1. He's Just Not That Into You If He's Not Asking You Out
2. He's Just Not That Into You If He's Having Sex With Someone Else
3. He's Just Not That Into You If He Only Wants to See You When He's Drunk
4. He's Just Not That Into You If He's Breaking Up With You
5. He's Just Not That Into You If He's Married

None of these statements are earth-shattering revelations - in fact one would think that they are common sense. And yet the movie - and the book - seems to have struck a chord with quite a few, which leaves me to conclude that we have an amazing capacity for self-denial and deception. What is patently obvious to a disinterested outsider is hardly obvious to the one who is in the throes of a largely one-sided, intense relational experience. This is best exemplified by the character of Gigi (played endearingly by Ginnifer Goodwin). Guy after guy, rejection after rejection, she persists in the hope that the current object of her affection will reciprocate.

I've been reading a bit more about the science of decision-making recently, and one of the things that comes up again and again is that our minds are extremely good at filtering information to confirm pre-existing notions and desires.

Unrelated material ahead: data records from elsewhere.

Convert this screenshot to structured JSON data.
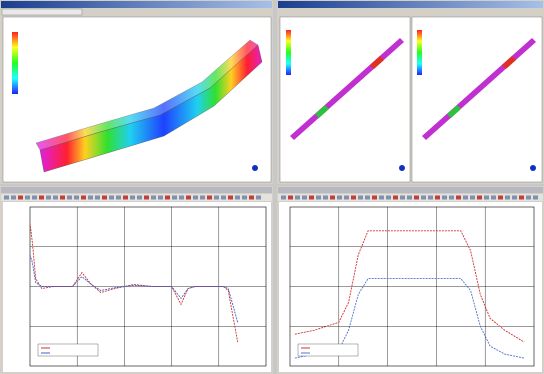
{
  "plots": [
    {
      "xlim": [
        0,
        5
      ],
      "ylim": [
        -2,
        2
      ],
      "series": [
        {
          "color": "#d03030",
          "x": [
            0,
            0.05,
            0.12,
            0.25,
            0.5,
            0.9,
            1.1,
            1.3,
            1.5,
            1.8,
            2.2,
            2.6,
            3.0,
            3.2,
            3.35,
            3.5,
            3.8,
            4.1,
            4.2,
            4.4
          ],
          "values": [
            1.6,
            1.1,
            0.2,
            -0.05,
            0.0,
            0.0,
            0.35,
            0.05,
            -0.15,
            -0.05,
            0.05,
            0.0,
            0.0,
            -0.45,
            -0.05,
            0.0,
            0.0,
            0.0,
            -0.1,
            -1.4
          ]
        },
        {
          "color": "#4060c0",
          "x": [
            0,
            0.05,
            0.12,
            0.25,
            0.5,
            0.9,
            1.1,
            1.3,
            1.5,
            1.8,
            2.2,
            2.6,
            3.0,
            3.2,
            3.35,
            3.5,
            3.8,
            4.1,
            4.2,
            4.4
          ],
          "values": [
            0.8,
            0.6,
            0.1,
            0.0,
            0.0,
            0.0,
            0.25,
            0.05,
            -0.1,
            -0.03,
            0.03,
            0.0,
            0.0,
            -0.3,
            -0.05,
            0.0,
            0.0,
            0.0,
            -0.05,
            -0.9
          ]
        }
      ]
    },
    {
      "xlim": [
        0,
        5
      ],
      "ylim": [
        0,
        4
      ],
      "series": [
        {
          "color": "#d03030",
          "x": [
            0.1,
            0.5,
            1.0,
            1.2,
            1.4,
            1.6,
            2.0,
            2.5,
            3.0,
            3.5,
            3.7,
            3.9,
            4.1,
            4.4,
            4.8
          ],
          "values": [
            0.8,
            0.9,
            1.1,
            1.6,
            2.8,
            3.4,
            3.4,
            3.4,
            3.4,
            3.4,
            2.9,
            1.8,
            1.2,
            0.9,
            0.6
          ]
        },
        {
          "color": "#5070d0",
          "x": [
            0.1,
            0.5,
            1.0,
            1.2,
            1.4,
            1.6,
            2.0,
            2.5,
            3.0,
            3.5,
            3.7,
            3.9,
            4.1,
            4.4,
            4.8
          ],
          "values": [
            0.2,
            0.3,
            0.4,
            0.9,
            1.8,
            2.2,
            2.2,
            2.2,
            2.2,
            2.2,
            1.9,
            1.0,
            0.5,
            0.3,
            0.2
          ]
        }
      ]
    }
  ]
}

We all suffer from cognitive biases. (Try this exercise.) I'm guessing that this is one of the main reasons why so often, we just don't see that he's just not that into me/you. So what's a girl to do?

Personally, I know I'm much more susceptible to relational idiocy when I've spent more time marinating in our romance-obsessed culture and not enough reading up on real love. We so often reserve 1 Corinthians 13 for wedding readings, but how often do we singles need to be reminded that love is patient and kind and not envious, boastful, proud, or self-seeking. Armed with such truth, we're much less likely to fall for any cheap love knock-offs.

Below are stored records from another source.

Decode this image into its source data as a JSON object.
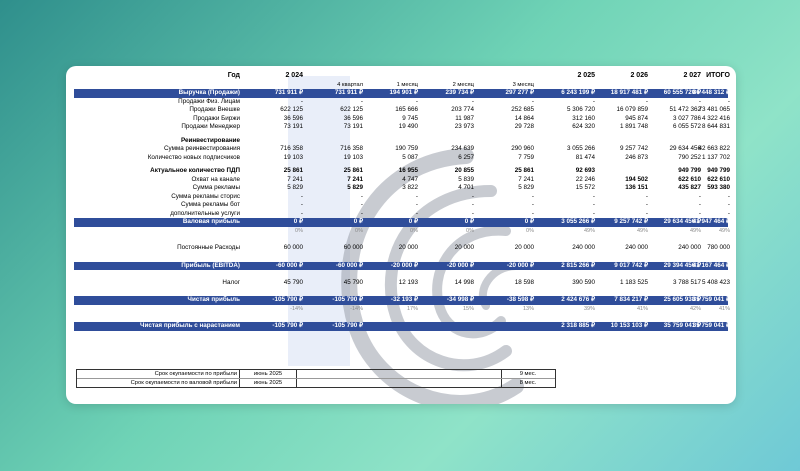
{
  "columns": [
    "2 024",
    "4 квартал",
    "1 месяц",
    "2 месяц",
    "3 месяц",
    "2 025",
    "2 026",
    "2 027",
    "ИТОГО"
  ],
  "header_label": "Год",
  "rows": [
    {
      "label": "Выручка (Продажи)",
      "style": "blue",
      "v": [
        "731 911 ₽",
        "731 911 ₽",
        "194 901 ₽",
        "239 734 ₽",
        "297 277 ₽",
        "6 243 199 ₽",
        "18 917 481 ₽",
        "60 555 720 ₽",
        "86 448 312 ₽"
      ]
    },
    {
      "label": "Продажи Физ. Лицам",
      "v": [
        "-",
        "-",
        "-",
        "-",
        "-",
        "-",
        "-",
        "-",
        "-"
      ]
    },
    {
      "label": "Продажи Внешке",
      "v": [
        "622 125",
        "622 125",
        "165 666",
        "203 774",
        "252 685",
        "5 306 720",
        "16 079 859",
        "51 472 362",
        "73 481 065"
      ]
    },
    {
      "label": "Продажи Биржи",
      "v": [
        "36 596",
        "36 596",
        "9 745",
        "11 987",
        "14 864",
        "312 160",
        "945 874",
        "3 027 786",
        "4 322 416"
      ]
    },
    {
      "label": "Продажи Менеджер",
      "v": [
        "73 191",
        "73 191",
        "19 490",
        "23 973",
        "29 728",
        "624 320",
        "1 891 748",
        "6 055 572",
        "8 644 831"
      ]
    },
    {
      "label": "",
      "style": "gap"
    },
    {
      "label": "Реинвестирование",
      "style": "bold",
      "v": [
        "",
        "",
        "",
        "",
        "",
        "",
        "",
        "",
        ""
      ]
    },
    {
      "label": "Сумма реинвестирования",
      "v": [
        "716 358",
        "716 358",
        "190 759",
        "234 639",
        "290 960",
        "3 055 266",
        "9 257 742",
        "29 634 456",
        "42 663 822"
      ]
    },
    {
      "label": "Количество новых подписчиков",
      "v": [
        "19 103",
        "19 103",
        "5 087",
        "6 257",
        "7 759",
        "81 474",
        "246 873",
        "790 252",
        "1 137 702"
      ]
    },
    {
      "label": "",
      "style": "gap"
    },
    {
      "label": "Актуальное количество ПДП",
      "style": "bold",
      "v": [
        "25 861",
        "25 861",
        "16 955",
        "20 855",
        "25 861",
        "92 693",
        "",
        "949 799",
        "949 799"
      ]
    },
    {
      "label": "Охват на канале",
      "v": [
        "7 241",
        "7 241",
        "4 747",
        "5 839",
        "7 241",
        "22 246",
        "194 502",
        "622 610",
        "622 610"
      ],
      "boldIdx": [
        1,
        6,
        7,
        8
      ]
    },
    {
      "label": "Сумма рекламы",
      "v": [
        "5 829",
        "5 829",
        "3 822",
        "4 701",
        "5 829",
        "15 572",
        "136 151",
        "435 827",
        "593 380"
      ],
      "boldIdx": [
        1,
        6,
        7,
        8
      ]
    },
    {
      "label": "Сумма рекламы сторис",
      "v": [
        "-",
        "-",
        "-",
        "-",
        "-",
        "-",
        "-",
        "-",
        "-"
      ]
    },
    {
      "label": "Сумма рекламы бот",
      "v": [
        "-",
        "-",
        "-",
        "-",
        "-",
        "-",
        "-",
        "-",
        "-"
      ]
    },
    {
      "label": "дополнительные услуги",
      "v": [
        "-",
        "-",
        "-",
        "-",
        "-",
        "-",
        "-",
        "-",
        "-"
      ]
    },
    {
      "label": "Валовая прибыль",
      "style": "blue",
      "v": [
        "0 ₽",
        "0 ₽",
        "0 ₽",
        "0 ₽",
        "0 ₽",
        "3 055 266 ₽",
        "9 257 742 ₽",
        "29 634 456 ₽",
        "41 947 464 ₽"
      ]
    },
    {
      "label": "",
      "style": "pct",
      "v": [
        "0%",
        "0%",
        "0%",
        "0%",
        "0%",
        "49%",
        "49%",
        "49%",
        "49%"
      ]
    },
    {
      "label": "",
      "style": "gap2"
    },
    {
      "label": "Постоянные Расходы",
      "v": [
        "60 000",
        "60 000",
        "20 000",
        "20 000",
        "20 000",
        "240 000",
        "240 000",
        "240 000",
        "780 000"
      ]
    },
    {
      "label": "",
      "style": "gap2"
    },
    {
      "label": "Прибыль (EBITDA)",
      "style": "blue",
      "v": [
        "-60 000 ₽",
        "-60 000 ₽",
        "-20 000 ₽",
        "-20 000 ₽",
        "-20 000 ₽",
        "2 815 266 ₽",
        "9 017 742 ₽",
        "29 394 456 ₽",
        "41 167 464 ₽"
      ]
    },
    {
      "label": "",
      "style": "pct",
      "v": [
        "",
        "",
        "",
        "",
        "",
        "",
        "",
        "",
        ""
      ]
    },
    {
      "label": "Налог",
      "v": [
        "45 790",
        "45 790",
        "12 193",
        "14 998",
        "18 598",
        "390 590",
        "1 183 525",
        "3 788 517",
        "5 408 423"
      ]
    },
    {
      "label": "",
      "style": "gap2"
    },
    {
      "label": "Чистая прибыль",
      "style": "blue",
      "v": [
        "-105 790 ₽",
        "-105 790 ₽",
        "-32 193 ₽",
        "-34 998 ₽",
        "-38 598 ₽",
        "2 424 676 ₽",
        "7 834 217 ₽",
        "25 605 938 ₽",
        "35 759 041 ₽"
      ]
    },
    {
      "label": "",
      "style": "pct",
      "v": [
        "-14%",
        "-14%",
        "17%",
        "15%",
        "13%",
        "39%",
        "41%",
        "42%",
        "41%"
      ]
    },
    {
      "label": "",
      "style": "gap2"
    },
    {
      "label": "Чистая прибыль с нарастанием",
      "style": "blue",
      "v": [
        "-105 790 ₽",
        "-105 790 ₽",
        "",
        "",
        "",
        "2 318 885 ₽",
        "10 153 103 ₽",
        "35 759 041 ₽",
        "35 759 041 ₽"
      ]
    }
  ],
  "payback": [
    {
      "label": "Срок окупаемости по прибыли",
      "date": "июнь 2025",
      "months": "9 мес."
    },
    {
      "label": "Срок окупаемости по валовой прибыли",
      "date": "июнь 2025",
      "months": "8 мес."
    }
  ],
  "colors": {
    "header_blue": "#2f4d9a",
    "highlight": "#e9eef9",
    "bg_teal": "#6fd3b6"
  }
}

And probably the best antidote to this relational settling is being filled up with perfect love. The kind that casts out all fears, that was offered to us first and when we were still wretched messes. Love that's unconditional, sacrificial, unending. Love that comes from the One who knit you together in your mother's womb, who knows the number of hairs on your head, who gathers your every tear in a bottle, and who's etched you on the palms of his hands. And why does he do all these things? Because he's just that into you.